FOJ stelt zich daarentegen op het standpunt dat [eiser] de fatale termijn telkens heeft laten verlopen. FOJ bevestigt dat zij heeft ingestemd met meerdere uitstelverzoeken tot en met -uiteindelijk- 6 februari 2023. Op laatstgenoemde datum, helemaal aan het einde van de dag, heeft [eiser] weer bij FOJ aangeklopt voor een week uitstel. Voor FOJ was de maat vol, reden waarom ondanks de ontvangen betaling alsnog tot executie van het vonnis van 4 oktober 2022 is overgegaan. Aan [eiser] is namelijk geen nader uitstel gegeven.
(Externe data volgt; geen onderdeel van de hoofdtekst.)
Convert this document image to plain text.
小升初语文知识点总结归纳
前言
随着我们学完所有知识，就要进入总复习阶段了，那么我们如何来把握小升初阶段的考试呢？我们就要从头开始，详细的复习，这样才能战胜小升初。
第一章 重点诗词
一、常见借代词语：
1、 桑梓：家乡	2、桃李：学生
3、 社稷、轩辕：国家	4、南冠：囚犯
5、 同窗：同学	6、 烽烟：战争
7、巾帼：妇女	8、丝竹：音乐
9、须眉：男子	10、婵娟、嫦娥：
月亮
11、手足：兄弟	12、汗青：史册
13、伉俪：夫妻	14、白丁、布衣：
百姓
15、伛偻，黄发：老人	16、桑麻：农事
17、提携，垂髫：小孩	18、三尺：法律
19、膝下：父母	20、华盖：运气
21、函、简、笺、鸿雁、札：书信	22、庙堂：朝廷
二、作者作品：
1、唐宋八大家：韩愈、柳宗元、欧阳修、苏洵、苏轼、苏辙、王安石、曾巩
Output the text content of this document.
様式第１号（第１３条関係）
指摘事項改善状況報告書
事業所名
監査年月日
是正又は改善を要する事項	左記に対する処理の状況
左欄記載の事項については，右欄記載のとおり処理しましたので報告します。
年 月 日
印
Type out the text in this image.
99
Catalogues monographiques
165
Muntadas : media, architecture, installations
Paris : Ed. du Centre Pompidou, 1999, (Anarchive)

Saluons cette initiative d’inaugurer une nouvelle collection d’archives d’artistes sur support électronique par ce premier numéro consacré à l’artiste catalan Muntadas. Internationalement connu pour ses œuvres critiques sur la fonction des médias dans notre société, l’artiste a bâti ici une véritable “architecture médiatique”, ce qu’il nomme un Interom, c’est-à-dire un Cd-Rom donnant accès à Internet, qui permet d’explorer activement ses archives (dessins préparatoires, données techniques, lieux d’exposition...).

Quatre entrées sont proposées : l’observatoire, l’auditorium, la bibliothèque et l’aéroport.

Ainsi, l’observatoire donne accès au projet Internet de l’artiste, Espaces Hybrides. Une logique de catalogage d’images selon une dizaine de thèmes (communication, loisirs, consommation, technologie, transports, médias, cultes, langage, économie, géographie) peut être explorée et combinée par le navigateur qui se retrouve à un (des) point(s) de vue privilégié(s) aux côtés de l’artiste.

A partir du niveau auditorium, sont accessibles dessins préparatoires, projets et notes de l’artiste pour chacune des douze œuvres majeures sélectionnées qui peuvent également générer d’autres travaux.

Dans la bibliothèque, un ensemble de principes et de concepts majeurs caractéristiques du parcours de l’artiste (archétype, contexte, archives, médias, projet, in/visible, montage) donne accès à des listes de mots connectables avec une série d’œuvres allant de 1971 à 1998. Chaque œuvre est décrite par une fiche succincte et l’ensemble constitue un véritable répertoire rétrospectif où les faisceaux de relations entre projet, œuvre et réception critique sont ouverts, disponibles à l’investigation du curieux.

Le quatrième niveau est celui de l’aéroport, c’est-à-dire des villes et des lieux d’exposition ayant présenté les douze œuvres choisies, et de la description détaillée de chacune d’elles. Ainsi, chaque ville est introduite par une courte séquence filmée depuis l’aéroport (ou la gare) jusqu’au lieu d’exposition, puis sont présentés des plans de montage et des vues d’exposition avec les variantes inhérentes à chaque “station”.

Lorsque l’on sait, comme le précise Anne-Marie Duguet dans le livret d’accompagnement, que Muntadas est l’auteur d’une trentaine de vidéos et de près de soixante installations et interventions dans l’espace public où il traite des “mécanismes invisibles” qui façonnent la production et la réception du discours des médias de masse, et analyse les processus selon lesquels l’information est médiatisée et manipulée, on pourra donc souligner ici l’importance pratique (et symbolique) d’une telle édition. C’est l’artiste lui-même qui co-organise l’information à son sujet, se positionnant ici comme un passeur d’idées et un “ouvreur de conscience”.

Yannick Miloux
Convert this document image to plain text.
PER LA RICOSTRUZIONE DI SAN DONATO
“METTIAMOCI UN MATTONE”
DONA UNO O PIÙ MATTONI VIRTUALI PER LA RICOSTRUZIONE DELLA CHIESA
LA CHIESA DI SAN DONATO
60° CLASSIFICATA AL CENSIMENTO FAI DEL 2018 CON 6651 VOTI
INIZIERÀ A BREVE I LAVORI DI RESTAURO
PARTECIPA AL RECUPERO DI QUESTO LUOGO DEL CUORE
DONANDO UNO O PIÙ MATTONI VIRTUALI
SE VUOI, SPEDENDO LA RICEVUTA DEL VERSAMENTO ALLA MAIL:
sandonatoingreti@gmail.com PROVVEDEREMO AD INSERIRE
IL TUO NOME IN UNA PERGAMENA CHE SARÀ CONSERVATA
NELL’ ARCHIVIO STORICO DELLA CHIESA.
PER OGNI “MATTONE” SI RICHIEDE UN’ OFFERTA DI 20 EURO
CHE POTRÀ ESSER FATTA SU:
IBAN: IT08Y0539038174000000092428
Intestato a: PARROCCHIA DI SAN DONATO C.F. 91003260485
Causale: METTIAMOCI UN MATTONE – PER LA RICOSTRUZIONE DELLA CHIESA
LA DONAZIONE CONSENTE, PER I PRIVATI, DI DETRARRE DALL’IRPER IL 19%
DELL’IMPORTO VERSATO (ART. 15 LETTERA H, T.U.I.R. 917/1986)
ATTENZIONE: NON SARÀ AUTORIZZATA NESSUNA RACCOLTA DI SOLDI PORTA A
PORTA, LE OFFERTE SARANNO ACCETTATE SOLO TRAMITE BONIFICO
De betaling van [eiser] op 9 februari 2023 ter hoogte van € 37.000,- heelt niet achteraf de overschrijding van de fatale termijn, zodat FOJ het recht heeft tot executie van het vonnis van 4 oktober 2022 over te gaan. Van misbruik van recht of handelen in strijd met de redelijkheid en billijkheid is geen sprake. Dat geldt ook voor de door [eiser] gestelde verschoonbare termijnoverschrijding.
4.4.
Op de stellingen van partijen wordt hierna, voor zover van belang, nader ingegaan.

5.De beoordeling

5.1.
Gelet op de aard van de vordering en al hetgeen daarover is gesteld en toegelicht, heeft [eiser] daarbij voldoende spoedeisend belang. Dit betekent dat hij ontvankelijk is in zijn vordering en dat de vordering inhoudelijk kan worden behandeld.
5.2.
Ter beoordeling ligt voor of FOJ in de gegeven omstandigheden bevoegd is om tot verdere executie van het vonnis van 4 oktober 2022 over te gaan of dat de gelegde beslagen moeten worden opgeheven.
5.3.
In een executiegeschil kan de voorzieningenrechter een executoriaal beslag slechts opheffen of de tenuitvoerlegging van een vonnis slechts schorsen, indien hij van oordeel is dat de executant -mede gelet op de belangen aan de zijde van de geëxecuteerde die door de executie zullen worden geschaad- geen in redelijkheid te respecteren belang heeft bij gebruikmaking van zijn bevoegdheid tot tenuitvoerlegging over te gaan. Dat zal het geval kunnen zijn indien het te executeren vonnis klaarblijkelijk op een juridische of feitelijke misslag berust of indien de tenuitvoerlegging op grond van na dit vonnis voorgevallen of aan het licht gekomen feiten klaarblijkelijk aan de zijde van de geëxecuteerde een noodtoestand zal doen ontstaan, waardoor een onverwijlde tenuitvoerlegging niet kan worden aanvaard. Misbruik van bevoegdheid is niet tot de beide hiervoor genoemde gevallen beperkt.
5.4.
Vooropgesteld wordt dat het vonnis van 4 oktober 2022 in kracht van gewijsde is gegaan, zodat de voorzieningenrechter niet meer toekomt aan de toets of sprake is van een juridische of feitelijke misslag. In beginsel mag FOJ het vonnis dan ook executeren. Feit is echter dat er in een eerder executiegeschil, aanhangig gemaakt door [eiser] , afspraken zijn gemaakt tussen partijen, die zijn vastgelegd in het proces-verbaal van 6 december 2022. Dit betekent dat er sprake is van een nieuwe toestand en met inachtneming daarvan zal het onderhavige geschil worden beoordeeld.
5.5.
Tussen partijen is niet in het geschil dat in het proces-verbaal fatale termijnen overeen zijn gekomen en dat [eiser] tot drie keer toe uitstel heeft gekregen van FOJ, waarbij het laatste uitstel om de verklaring van de bank te overleggen op 6 februari 2023 afliep. De vraag die partijen verdeeld houdt is of [eiser] er op mocht vertrouwen dat hij, na het bericht van de notaris aan [naam 1] op 6 februari 2023 (zie 3.4.) en het WhatsApp- bericht van [eiser] aan [naam 1] (zie 3.5.) nog een week uitstel zou krijgen, gelet op het gegeven dat niet inhoudelijk op die berichten is gereageerd (het bericht: ‘ik probeer je morgen te bellen’ daargelaten).
5.6.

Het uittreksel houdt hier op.